Les poèmes dits "classiques" datent d'avant la révolution française. Si Vian, Queneau ou Prévert sont des classiques, alors nous sommes en pleine période romantique ! Bon je crois que tu veux parler de poèmes qui ne sont pas actuels. Et bien on va commencer par ceux-là car c'est le plus difficile. Mais par la suite, effectivement, on va surement s'ouvrir à des poètes d'aujourd'hui et pas forcément connus, au fil des rencontres...

Y a-t-il une valeur ajoutée à travailler en campagne ?

C’est quoi la question ? C’est : « Est-ce que la misère est plus supportable au soleil » ? Parce que oui, je confirme. Ici, j’ai une vie bien meilleure qu’à Paname, bien plus belle et bien moins chère. J’ai toujours été fauché. Parce que je n’comprends pas grand-chose à l’argent et que je n’ai jamais su me vendre réellement. Ici, je peux me faire un peu de blé, en travaillant dans le milieu agricole, à l’air libre, dans des décors merveilleux, tout en ayant du temps pour travailler sur des projets artistiques comme celui-ci. Quand je composais des bandes sons pour le théâtre, je quittais souvent la région parisienne pour m’isoler dans un bled à la campagne. Loin des troquets et des amis qui te dispersent au final… Je m’souviens d’une fois, où dans l’Yonne, je sortais le matin, la gueule enfarinée d’une nuit de boulot et je jouais à la guitare, pour les vaches qui rappliquaient, ravies, les morceaux fraich’ment composés. Des fois, elles tiraient la gueule et je savais que le truc n’était pas bon. La solitude a un bon goût à la campagne et ça aide pour prendre le temps d’apprécier la poésie de la vie. Ici, par exemple, j’apprends les saisons et les projections que l’on peut faire d’une année sur l’autre. Ton travail d’aujourd’hui donnera la vigne de demain. C’est clair comme les touches d’un piano, ici. La poésie est partout où on prend le temps de la contempler. Je suis un enfant de la poésie urbaine, mais je découvre celle d’ici et j’aime ça. Pour enfin répondre à la question : Ouais, en c’moment, ouais. Mais y’en a surement une à New-York aussi.

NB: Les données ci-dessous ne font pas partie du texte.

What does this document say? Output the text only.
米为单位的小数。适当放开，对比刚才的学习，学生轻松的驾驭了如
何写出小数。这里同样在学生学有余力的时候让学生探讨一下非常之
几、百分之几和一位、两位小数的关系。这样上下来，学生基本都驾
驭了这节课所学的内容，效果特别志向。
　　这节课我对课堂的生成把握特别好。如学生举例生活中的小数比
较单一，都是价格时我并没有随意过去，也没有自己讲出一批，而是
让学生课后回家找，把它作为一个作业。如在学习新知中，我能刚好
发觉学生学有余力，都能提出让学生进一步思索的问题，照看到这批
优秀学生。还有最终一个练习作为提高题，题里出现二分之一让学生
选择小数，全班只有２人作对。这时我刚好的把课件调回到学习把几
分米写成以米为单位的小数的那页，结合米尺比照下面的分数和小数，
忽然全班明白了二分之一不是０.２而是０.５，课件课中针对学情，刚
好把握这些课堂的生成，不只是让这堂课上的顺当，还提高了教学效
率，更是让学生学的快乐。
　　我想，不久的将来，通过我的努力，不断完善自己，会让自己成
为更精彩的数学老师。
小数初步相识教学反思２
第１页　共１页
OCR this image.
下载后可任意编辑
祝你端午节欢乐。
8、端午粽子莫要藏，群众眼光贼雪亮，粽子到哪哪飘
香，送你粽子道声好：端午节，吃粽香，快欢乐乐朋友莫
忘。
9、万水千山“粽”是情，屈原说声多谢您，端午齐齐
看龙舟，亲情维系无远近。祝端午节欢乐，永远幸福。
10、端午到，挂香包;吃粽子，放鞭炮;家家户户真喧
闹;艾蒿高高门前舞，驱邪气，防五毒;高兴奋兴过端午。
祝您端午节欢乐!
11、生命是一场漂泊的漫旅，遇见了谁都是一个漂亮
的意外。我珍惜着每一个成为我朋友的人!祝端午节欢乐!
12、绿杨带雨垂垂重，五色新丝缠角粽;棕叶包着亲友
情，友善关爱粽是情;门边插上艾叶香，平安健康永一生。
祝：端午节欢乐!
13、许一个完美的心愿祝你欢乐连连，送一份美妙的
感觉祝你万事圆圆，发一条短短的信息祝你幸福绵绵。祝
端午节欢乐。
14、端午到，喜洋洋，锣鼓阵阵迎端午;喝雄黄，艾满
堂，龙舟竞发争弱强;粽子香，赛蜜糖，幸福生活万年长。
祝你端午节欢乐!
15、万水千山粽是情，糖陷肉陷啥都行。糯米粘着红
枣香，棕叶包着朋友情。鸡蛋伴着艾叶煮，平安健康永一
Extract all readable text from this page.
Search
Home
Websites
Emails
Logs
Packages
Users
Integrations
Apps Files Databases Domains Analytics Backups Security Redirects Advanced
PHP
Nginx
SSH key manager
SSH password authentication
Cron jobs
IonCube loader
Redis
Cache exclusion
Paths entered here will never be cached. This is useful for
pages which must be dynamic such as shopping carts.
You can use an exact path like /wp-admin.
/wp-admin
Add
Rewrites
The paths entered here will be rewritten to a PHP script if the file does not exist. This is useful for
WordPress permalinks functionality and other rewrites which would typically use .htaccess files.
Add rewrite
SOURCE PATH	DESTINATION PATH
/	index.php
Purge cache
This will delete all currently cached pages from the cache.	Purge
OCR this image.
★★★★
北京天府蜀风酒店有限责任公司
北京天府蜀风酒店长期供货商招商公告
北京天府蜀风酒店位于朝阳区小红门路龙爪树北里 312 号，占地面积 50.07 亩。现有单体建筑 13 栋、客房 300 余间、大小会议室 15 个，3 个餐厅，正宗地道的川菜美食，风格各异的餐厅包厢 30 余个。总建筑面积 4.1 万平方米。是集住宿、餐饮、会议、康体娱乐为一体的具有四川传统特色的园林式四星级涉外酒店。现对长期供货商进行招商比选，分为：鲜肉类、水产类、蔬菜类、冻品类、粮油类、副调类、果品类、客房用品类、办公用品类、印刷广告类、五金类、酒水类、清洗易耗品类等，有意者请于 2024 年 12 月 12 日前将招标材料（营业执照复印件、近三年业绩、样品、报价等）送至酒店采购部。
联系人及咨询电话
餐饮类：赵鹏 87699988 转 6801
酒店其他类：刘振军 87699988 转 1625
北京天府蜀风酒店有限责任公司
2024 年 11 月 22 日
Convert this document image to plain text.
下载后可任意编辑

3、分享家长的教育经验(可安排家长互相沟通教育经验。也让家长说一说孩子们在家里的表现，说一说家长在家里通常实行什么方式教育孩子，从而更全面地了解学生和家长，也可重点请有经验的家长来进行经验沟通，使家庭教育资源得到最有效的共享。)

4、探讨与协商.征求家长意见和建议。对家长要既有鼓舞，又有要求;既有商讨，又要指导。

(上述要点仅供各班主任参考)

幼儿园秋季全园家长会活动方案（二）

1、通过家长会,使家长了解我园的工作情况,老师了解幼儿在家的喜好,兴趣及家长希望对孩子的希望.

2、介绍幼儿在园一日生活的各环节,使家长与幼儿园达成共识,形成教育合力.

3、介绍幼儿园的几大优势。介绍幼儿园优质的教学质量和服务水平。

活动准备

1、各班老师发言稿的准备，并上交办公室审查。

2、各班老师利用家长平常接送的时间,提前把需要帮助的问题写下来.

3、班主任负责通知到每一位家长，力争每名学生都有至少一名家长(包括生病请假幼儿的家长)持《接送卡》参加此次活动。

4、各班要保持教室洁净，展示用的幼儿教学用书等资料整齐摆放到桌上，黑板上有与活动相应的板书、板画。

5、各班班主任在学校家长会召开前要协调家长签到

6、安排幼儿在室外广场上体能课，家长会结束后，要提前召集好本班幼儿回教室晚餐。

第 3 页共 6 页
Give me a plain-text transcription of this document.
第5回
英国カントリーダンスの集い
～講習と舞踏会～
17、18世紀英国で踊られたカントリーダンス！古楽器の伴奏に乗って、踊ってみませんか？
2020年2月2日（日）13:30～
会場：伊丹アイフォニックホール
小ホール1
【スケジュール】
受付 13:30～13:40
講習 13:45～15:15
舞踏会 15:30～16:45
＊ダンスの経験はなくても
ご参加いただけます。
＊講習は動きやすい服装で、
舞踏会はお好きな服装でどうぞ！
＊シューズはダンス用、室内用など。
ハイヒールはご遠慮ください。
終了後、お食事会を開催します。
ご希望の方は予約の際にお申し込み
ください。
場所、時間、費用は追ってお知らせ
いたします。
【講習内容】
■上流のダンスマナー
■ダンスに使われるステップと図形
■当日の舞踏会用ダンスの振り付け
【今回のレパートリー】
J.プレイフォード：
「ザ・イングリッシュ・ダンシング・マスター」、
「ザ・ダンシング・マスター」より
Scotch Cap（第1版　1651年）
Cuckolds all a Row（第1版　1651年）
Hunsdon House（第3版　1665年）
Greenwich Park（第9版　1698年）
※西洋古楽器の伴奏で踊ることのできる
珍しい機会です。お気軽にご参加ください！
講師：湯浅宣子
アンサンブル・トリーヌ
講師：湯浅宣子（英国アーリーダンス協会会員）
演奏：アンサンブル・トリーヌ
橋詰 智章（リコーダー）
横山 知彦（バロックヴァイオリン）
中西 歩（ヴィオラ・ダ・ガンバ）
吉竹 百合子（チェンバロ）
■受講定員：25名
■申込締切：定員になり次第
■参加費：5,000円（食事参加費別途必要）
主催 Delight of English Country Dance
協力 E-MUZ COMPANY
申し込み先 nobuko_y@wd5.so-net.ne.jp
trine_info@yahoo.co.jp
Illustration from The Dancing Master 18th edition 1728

Après pas mal d'années passées à Paris, il fallait arrêter les conneries. Je n'ai pas retenu l'option d'une vie parisienne, d'un métro avec ses fantômes ou d'un quartier de la défense avec ses robots. Il y a bien sûr de très belles choses dans cette capitale, mais ce ne sont pas forcément celles qui brillent... Alors je suis parti dans un endroit où l'on respire d'autant mieux qu'il y a moins de voitures, moins de publicités agressives, moins d'électricité dans l'air. Et beaucoup plus de soleil. De par mes origines, mon coeur est bien souvent au sommet des montagnes de mes aïeux, quelque part dans les Pyrénées... Vivre à la campagne est pour moi un compromis entre la nature sauvage que j'aime et le monde des humains dont l'imperfection est si belle.